One of the ways to reduce making mistakes is to utilize the test taking strategy of “True or False” with the answer choices. This method helps you reduce overanalyzing and is especially helpful with answers that have multiple components in them. By implementing this strategy, you can reduce the chance of going back and forth on an answer and choosing the wrong option.
What are Some Examples to Put on a Brain Dump?
Some examples to put down on the brain dump sheet for the NPTE are the following:
- Brachial plexus
- Gait cycle / phases / muscles
- Lab values
- Pain referrals
- Acid base values
- Pressure sensitive / tolerant areas
The examples can be text or drawings. The main goal is for it to be legible so that you can quickly refer back to it without having to think too hard. It’s something you should be able to glance over and go “oh, yeah–that’s right.”
Other things to add to the brain dump sheet to help you on the NPTE and gain back focus are writing down helpful words or phrases:
- “Breathe” – we tend to hold our breaths when we are tensed and it’s a reminder so that we can maintain giving our brains the needed oxygen to focus (as well as to decrease the likelihood of headaches).
- A keyword to help you refocus – it could be “Focus”. The point is when you are finding yourself getting anxious this keyword can help you get back into the zone and answering questions without losing too much time.
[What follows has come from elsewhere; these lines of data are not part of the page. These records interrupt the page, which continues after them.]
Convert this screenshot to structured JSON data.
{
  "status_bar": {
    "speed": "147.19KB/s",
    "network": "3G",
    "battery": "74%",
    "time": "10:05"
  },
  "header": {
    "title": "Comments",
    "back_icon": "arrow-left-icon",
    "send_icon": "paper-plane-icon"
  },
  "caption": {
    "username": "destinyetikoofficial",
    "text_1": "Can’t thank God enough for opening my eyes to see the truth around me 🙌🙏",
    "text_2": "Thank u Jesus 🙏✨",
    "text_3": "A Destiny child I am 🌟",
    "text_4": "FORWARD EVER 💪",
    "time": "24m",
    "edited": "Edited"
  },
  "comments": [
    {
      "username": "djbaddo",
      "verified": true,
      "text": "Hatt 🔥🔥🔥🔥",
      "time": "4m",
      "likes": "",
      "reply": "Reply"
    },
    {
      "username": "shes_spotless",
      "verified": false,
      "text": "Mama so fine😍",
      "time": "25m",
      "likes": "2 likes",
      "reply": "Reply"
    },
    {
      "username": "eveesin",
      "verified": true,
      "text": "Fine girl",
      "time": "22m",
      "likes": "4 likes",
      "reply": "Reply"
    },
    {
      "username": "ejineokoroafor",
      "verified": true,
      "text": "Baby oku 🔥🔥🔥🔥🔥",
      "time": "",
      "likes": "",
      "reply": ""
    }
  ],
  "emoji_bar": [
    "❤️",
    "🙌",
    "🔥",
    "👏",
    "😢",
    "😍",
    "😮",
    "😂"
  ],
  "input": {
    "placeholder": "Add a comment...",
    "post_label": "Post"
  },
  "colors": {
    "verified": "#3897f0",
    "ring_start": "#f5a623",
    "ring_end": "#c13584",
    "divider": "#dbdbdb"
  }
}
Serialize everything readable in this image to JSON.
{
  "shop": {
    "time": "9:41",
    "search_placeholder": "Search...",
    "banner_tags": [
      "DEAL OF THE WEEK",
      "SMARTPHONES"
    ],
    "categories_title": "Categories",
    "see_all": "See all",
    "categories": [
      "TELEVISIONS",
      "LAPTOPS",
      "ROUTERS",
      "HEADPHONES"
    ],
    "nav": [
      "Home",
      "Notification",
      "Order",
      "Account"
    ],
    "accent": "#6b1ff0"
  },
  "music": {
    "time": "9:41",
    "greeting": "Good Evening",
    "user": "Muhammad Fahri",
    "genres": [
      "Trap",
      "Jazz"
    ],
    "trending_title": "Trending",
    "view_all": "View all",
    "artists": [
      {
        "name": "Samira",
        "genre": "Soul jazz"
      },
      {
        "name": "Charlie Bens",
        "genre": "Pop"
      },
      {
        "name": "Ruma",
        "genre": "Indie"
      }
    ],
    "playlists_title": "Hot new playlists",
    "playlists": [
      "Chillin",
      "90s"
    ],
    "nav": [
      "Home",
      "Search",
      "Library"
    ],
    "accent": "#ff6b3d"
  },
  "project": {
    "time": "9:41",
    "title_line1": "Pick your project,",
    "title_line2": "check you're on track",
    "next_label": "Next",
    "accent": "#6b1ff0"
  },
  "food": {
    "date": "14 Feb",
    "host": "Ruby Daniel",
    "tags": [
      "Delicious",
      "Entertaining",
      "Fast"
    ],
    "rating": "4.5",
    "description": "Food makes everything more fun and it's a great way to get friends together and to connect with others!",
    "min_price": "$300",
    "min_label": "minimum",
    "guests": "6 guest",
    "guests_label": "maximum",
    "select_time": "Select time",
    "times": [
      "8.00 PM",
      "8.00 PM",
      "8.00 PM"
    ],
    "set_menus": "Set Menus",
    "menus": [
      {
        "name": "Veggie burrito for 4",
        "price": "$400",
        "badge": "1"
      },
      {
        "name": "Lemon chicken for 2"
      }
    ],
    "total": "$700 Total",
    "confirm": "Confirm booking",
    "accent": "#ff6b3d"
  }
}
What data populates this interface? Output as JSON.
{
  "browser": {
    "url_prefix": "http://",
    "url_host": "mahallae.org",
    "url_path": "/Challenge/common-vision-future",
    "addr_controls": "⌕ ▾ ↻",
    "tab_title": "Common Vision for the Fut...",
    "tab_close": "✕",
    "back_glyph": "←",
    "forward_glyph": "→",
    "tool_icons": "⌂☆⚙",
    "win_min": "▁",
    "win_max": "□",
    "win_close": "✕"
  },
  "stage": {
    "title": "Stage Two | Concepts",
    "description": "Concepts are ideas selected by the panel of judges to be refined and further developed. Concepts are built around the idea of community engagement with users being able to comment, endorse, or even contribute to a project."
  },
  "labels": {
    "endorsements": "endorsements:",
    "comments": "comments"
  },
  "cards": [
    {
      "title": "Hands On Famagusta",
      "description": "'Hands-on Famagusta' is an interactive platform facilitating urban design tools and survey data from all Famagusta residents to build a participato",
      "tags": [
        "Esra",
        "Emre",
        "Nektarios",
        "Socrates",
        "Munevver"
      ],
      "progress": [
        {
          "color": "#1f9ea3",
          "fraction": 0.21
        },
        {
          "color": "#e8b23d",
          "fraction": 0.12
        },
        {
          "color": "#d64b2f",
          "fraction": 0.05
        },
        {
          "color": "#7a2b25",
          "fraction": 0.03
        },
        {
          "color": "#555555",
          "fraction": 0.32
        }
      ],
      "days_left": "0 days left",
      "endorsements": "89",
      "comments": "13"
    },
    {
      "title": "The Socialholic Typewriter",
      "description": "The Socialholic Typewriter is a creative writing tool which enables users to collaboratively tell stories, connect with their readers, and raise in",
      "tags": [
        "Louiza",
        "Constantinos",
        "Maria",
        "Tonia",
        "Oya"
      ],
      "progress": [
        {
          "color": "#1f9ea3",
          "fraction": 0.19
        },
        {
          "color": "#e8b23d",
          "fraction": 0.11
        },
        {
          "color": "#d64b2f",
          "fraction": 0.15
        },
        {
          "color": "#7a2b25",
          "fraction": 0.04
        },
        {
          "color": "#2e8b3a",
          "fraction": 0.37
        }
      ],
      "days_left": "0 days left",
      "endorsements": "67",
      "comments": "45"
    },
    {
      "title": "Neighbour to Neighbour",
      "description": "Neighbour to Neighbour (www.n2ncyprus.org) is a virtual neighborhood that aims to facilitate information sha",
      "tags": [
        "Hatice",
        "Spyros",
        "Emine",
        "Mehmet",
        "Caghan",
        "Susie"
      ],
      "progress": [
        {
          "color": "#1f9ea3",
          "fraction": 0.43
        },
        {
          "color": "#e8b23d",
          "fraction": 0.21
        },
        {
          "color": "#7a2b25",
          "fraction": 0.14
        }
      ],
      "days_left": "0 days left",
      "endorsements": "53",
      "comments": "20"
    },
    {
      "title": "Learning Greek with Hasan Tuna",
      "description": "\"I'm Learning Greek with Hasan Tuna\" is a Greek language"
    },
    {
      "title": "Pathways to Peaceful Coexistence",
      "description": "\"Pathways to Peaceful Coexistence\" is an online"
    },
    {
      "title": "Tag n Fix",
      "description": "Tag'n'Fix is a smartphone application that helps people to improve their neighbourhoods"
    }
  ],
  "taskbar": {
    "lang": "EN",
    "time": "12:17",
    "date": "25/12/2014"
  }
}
- An encouraging phrase – ”You Got This” is an example to help you get through the exam and use as your own personal cheerleader and motivation.
- A predetermined answer to go to when stuck – this is a test-taking strategy to avoid having to think about it and is useful when the time is running out.
When Can You Write Down Information?
You can begin writing down information on these laminated sheets/whiteboards AFTER you have started the tutorial section. This allows you 15 minutes to organize your brain and jot down information prior to starting the exam.
What if I’m Told I Can’t Write Down Anything Beforehand?
Even though you are allowed to write down information during the tutorial section, don’t be thrown off if the overseer at Prometric Testing Center stops you. Being told “you can’t do that” shouldn’t rattle you. Don’t argue or say “But I was told I could do that”. Just shrug it off, take a deep breath and let the circumstance be. Expect the unexpected and you’ll be fine.
If this happens, just allocate 5-10 minutes to still go through the process of creating the brain dump and setting yourself up to take the exam. Don’t worry about the time; you’ll save yourself time in the long run by using the initial few minutes in this way before you begin. Remember the goal is to help you. If you think about the lost time, you’ve already lost to the exam with your focus gone.
Use the Feedback Survey to Report
To report to the FSBPT about not being able to write during the tutorial exam, use the feedback survey to let them know.
So, what can you do if you were told you couldn’t write things down during the tutorial section? At the end of your exam, you’ll be presented an exit survey. It’s mainly about the experience of the Prometric Testing Center. If you were told you couldn’t write things down during the tutorial section, this is the place to let FSBPT know. That way for the next exam, it can be corrected.
You won’t have outside help to guide you toward passing the physical therapy exam NPTE. However, by taking the time to write down information on the laminated sheets/whiteboards as your NPTE helper sheets, you are giving yourself an edge to do well. Remember, they are there to help you refocus and allow yourself to remember concepts without clouding your mind. The best scenario is that you write things down and you don’t have to use them; but if you do, you’ll have something to reference and help you get those extra points.